Das Bild zeigt uns den inneren Hof eines Grafen- oder Fürstensitzes. Der alte Burgherr steht mit seiner trauernden Gattin und dem jüngsten Töchterlein auf der Freitreppe des steinernen Palastes mit den romanischen Bogenfenstern.
Vor ihnen steht der Beichtvater der Familie, der den jungen Grafen in dem Entschlusse, das Kreuz zu nehmen, bestärkt hat. Gattin und Söhnlein nehmen den letzten Abschied von dem in eine ferne, unbekannte Welt ziehenden Ritter. Ein Edelknabe in enganliegendem Beinkleide hält das prächtige Streitross, dessen Decke das Wappen des Herrn trägt. Der Graf und seine Lehensleute tragen nicht den Plattenpanzer späterer Zeit, sondern über der ledernen Hirnkappe oder der Ringelkapuze eine Eisenhaube mit oder ohne Nasenband, auch wohl ein breitrandiger Eisenhut. Die Brust der Kreuzfahrer schmückt das Kreuz.

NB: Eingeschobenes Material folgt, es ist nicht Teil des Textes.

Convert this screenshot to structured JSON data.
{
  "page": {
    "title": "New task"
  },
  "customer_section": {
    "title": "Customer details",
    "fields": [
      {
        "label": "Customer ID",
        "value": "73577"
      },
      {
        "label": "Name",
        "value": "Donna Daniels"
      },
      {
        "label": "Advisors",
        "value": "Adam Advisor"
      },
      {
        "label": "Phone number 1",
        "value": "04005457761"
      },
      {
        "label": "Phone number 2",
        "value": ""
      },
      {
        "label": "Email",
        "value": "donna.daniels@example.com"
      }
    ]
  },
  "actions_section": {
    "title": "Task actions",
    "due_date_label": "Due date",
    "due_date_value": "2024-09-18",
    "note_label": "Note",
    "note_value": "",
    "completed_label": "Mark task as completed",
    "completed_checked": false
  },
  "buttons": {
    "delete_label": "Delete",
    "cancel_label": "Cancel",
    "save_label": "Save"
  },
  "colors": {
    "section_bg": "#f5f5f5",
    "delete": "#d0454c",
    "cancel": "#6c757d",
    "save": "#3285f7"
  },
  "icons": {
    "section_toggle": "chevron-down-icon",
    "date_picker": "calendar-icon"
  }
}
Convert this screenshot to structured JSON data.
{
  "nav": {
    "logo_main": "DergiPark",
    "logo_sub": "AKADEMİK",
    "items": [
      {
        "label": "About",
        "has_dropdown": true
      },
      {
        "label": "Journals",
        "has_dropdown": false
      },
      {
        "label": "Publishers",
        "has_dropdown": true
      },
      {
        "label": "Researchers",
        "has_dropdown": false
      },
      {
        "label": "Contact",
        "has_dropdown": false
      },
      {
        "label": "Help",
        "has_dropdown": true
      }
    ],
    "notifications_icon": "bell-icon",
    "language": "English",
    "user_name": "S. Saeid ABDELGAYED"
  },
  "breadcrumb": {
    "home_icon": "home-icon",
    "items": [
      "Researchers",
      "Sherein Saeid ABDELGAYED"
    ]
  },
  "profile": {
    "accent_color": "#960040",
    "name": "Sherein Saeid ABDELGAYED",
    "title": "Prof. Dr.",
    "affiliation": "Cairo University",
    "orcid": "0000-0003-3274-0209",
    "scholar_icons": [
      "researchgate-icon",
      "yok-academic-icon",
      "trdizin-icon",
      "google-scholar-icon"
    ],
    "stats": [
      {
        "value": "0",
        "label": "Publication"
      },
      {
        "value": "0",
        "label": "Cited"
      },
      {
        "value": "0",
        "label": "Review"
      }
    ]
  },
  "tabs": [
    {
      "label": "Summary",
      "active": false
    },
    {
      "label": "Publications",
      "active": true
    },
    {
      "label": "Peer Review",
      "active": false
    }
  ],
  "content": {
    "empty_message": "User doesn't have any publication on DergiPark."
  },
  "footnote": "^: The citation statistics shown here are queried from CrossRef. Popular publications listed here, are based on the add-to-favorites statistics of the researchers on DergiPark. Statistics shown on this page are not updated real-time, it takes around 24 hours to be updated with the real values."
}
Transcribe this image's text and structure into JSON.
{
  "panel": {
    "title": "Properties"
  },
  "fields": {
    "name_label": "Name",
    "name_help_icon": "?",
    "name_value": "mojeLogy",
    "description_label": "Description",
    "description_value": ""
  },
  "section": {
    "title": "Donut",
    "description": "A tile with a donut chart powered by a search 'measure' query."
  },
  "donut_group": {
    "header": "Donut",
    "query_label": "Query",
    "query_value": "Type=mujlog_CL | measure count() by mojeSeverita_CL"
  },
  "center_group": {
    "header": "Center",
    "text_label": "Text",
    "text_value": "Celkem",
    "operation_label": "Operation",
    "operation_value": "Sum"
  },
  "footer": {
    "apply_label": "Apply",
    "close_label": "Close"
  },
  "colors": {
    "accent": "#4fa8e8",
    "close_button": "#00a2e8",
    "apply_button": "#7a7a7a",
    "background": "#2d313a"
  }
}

Die junge Gräfin trägt ein golddurchwirktes Seidenkleid mit kostbarem Gürtel, auf dem zusammengebundenen Haare das „Gebände“ der verheirateten Frau aus Schleier und Kopftuch, darüber einen mit edlen Steinen besetzten Stirnreif.
Das von festem Turme überragte Tor, durch das die Lehensleute des Grafen einziehen, führt auf den äußeren Hof des Herrensitzes. Dort stehen die Wirtschaftsgebäude, die Stallungen für die Rösser und Rinder, die Scheunen, die Wohnungen der diensttuenden Kriegsleute und des Gesindes. Links sieht man den Oberbau des tiefen Burgbrunnens mit der Eimerwinde.
Mit dem Rufe: „Gott will es“ verlässt der Reiterzug die Burg.